The girls must be given the wings to fly, and not the chain & pain to cry & die. In India, the Central as well as State governments has launched multifarious schemes especially for girls to eradicate the discrimination and to provide them opportunity to march forward in life. KGBV under Samagra Shiksha, Beti Bachao Beti Padhao, Girls Hostel under RMSA, Residential schools, National Programme for Education of Girls at Elementary Level (NPEGEL), Pradhanmantri Matri Vandana Yojana, Sukanya Samriddhi Yojana and other ambitious schemes of Government of India have added new dimension in the progress of the girls.


When girls are educated, their countries become stronger and more prosperous. Special emphasis  on  girls’  education  have  been given in centrally sponsored educational schemes like District Primary Education Programme-DPEP (1991-2005), Sarva Shiksha Abhiyan-SSA (2001-2018), Rashtriya Madhyamik Shiksha Abhiyan-RMSA (2009-2018), Free & Compulsory Education Act 2009, Samagra Shiksha-SS (since 2018-19) and National Education Policy-NPE, 2020. Its direct impact is being noticed as the female literacy rate of just 8.86% in Census 1951 have plunged up to 65.46% in Census 2011.


Several State governments have also initiated ambitious schemes, which are changing the age-old scenario regarding the girl’s discrimination. In Bihar, Mukhyamantri Poshak Yojana, Cycle Yojana, Kishori Swashthya Karyakram, Balika Protsahan Yojana, Balika Utthan Yojana, Kanya Suraksha Yojana, Hunar-Auzar Yojana  etc. have acted as catalyst for change in life of the girls. Mukhyamantri Sukanya Yojana in Jharkhand; Kanya Vidya Dan Yojana, Bhagya Lakshmi Yojana, Laptop Yojana in Uttar Pradesh; Gyan Deepika Yojana in Assam; Kanya Ratna Yojana in Odisha;  Kanya Anupreran Yojana in Tripura;  Ladli Lakshmi Yojana in Madhaya Pradesh;  Gargi Puraskar, Rajshree Yojana, Priyadarshini Yojana in Rajasthan; Dulari Kanya Yojana in Arunachal Pradesh;  Kanya Prakalp Yojana in West Bengal are some predominant schemes which have been launched for well-being of the girls.



In Indian civilization and culture, girls have highest place in the society. The ritual of “Kanya Pujan” during  Dashara festival signifies the importance of girls. With increase in consciousness of the people and offering new opportunity to girls in the society has created background for pivotal changes. The role of girls has been changed from protected to protector. They are no more burden, but are pride of the family. The parents have come forward to associate their daughters along with sons for handling their indoor as well as outdoor works and businesses.

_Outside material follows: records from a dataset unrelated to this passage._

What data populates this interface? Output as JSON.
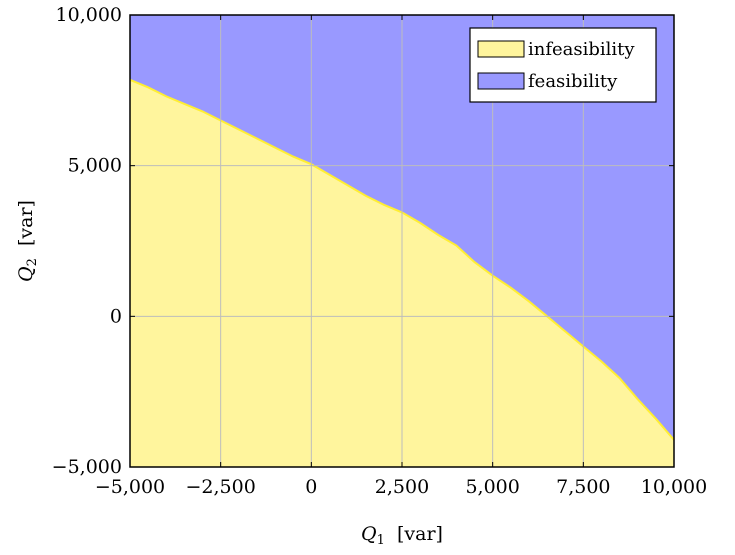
{
  "chart_data": {
    "type": "area",
    "title": "",
    "xlabel": {
      "symbol": "Q",
      "sub": "1",
      "unit": "[var]"
    },
    "ylabel": {
      "symbol": "Q",
      "sub": "2",
      "unit": "[var]"
    },
    "xlim": [
      -5000,
      10000
    ],
    "ylim": [
      -5000,
      10000
    ],
    "xticks": [
      -5000,
      -2500,
      0,
      2500,
      5000,
      7500,
      10000
    ],
    "xtick_labels": [
      "−5,000",
      "−2,500",
      "0",
      "2,500",
      "5,000",
      "7,500",
      "10,000"
    ],
    "yticks": [
      -5000,
      0,
      5000,
      10000
    ],
    "ytick_labels": [
      "−5,000",
      "0",
      "5,000",
      "10,000"
    ],
    "grid": true,
    "legend_position": "top-right",
    "series": [
      {
        "name": "infeasibility",
        "color": "#fff59d",
        "edge": "#ffee33"
      },
      {
        "name": "feasibility",
        "color": "#9999ff"
      }
    ],
    "boundary": {
      "x": [
        -5000,
        -4500,
        -4000,
        -3500,
        -3000,
        -2500,
        -2000,
        -1500,
        -1000,
        -500,
        0,
        500,
        1000,
        1500,
        2000,
        2500,
        3000,
        3500,
        4000,
        4500,
        5000,
        5500,
        6000,
        6500,
        7000,
        7500,
        8000,
        8500,
        9000,
        9500,
        10000
      ],
      "y": [
        7850,
        7600,
        7300,
        7050,
        6800,
        6500,
        6200,
        5900,
        5600,
        5300,
        5050,
        4700,
        4350,
        4000,
        3700,
        3450,
        3100,
        2700,
        2350,
        1800,
        1350,
        950,
        500,
        0,
        -500,
        -1000,
        -1500,
        -2050,
        -2750,
        -3400,
        -4100
      ]
    }
  }
}
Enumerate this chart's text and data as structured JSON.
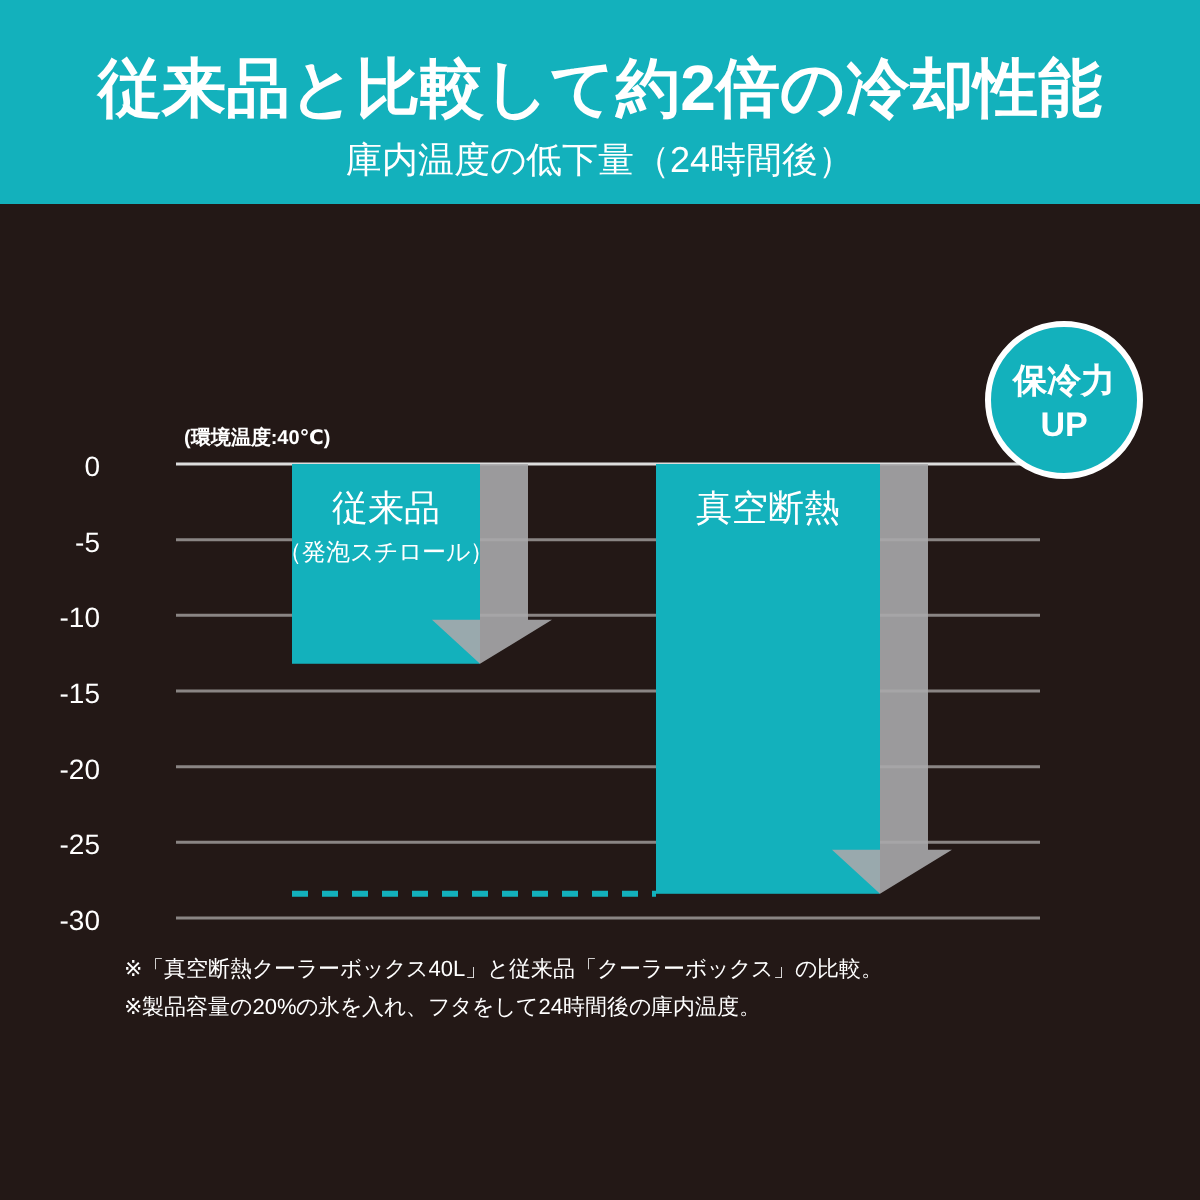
{
  "chart_data": {
    "type": "bar",
    "title": "従来品と比較して約2倍の冷却性能",
    "subtitle": "庫内温度の低下量（24時間後）",
    "ylabel": "(環境温度:40℃)",
    "categories": [
      "従来品（発泡スチロール）",
      "真空断熱"
    ],
    "values": [
      -13.2,
      -28.4
    ],
    "color": "#13b1bc",
    "ylim": [
      -30,
      0
    ],
    "yticks": [
      0,
      -5,
      -10,
      -15,
      -20,
      -25,
      -30
    ],
    "grid": "y",
    "ref_lines": [
      {
        "axis": "y",
        "value": -28.4,
        "color": "#13b1bc",
        "line_style": "dashed"
      }
    ],
    "annotations": [
      "保冷力\nUP",
      "※「真空断熱クーラーボックス40L」と従来品「クーラーボックス」の比較。",
      "※製品容量の20%の氷を入れ、フタをして24時間後の庫内温度。"
    ]
  }
}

The gender reforms along with awareness in society, the girls must empower themselves to fight against the social evils and gender crimes. They are competent to tackle such situations, only necessity is to ecdysis the age-long conception and mindset that they are the weaker sex.


The International as well as National Girls Day are very apt day to think, analyze and act globally for all the positive as well as negative issues concerned to girls. Gender discrimination and disparity cannot be nullified only through government initiatives. The parents and society have the pivotal role and responsibility to save the seeds of human creation, available in the form of girl child.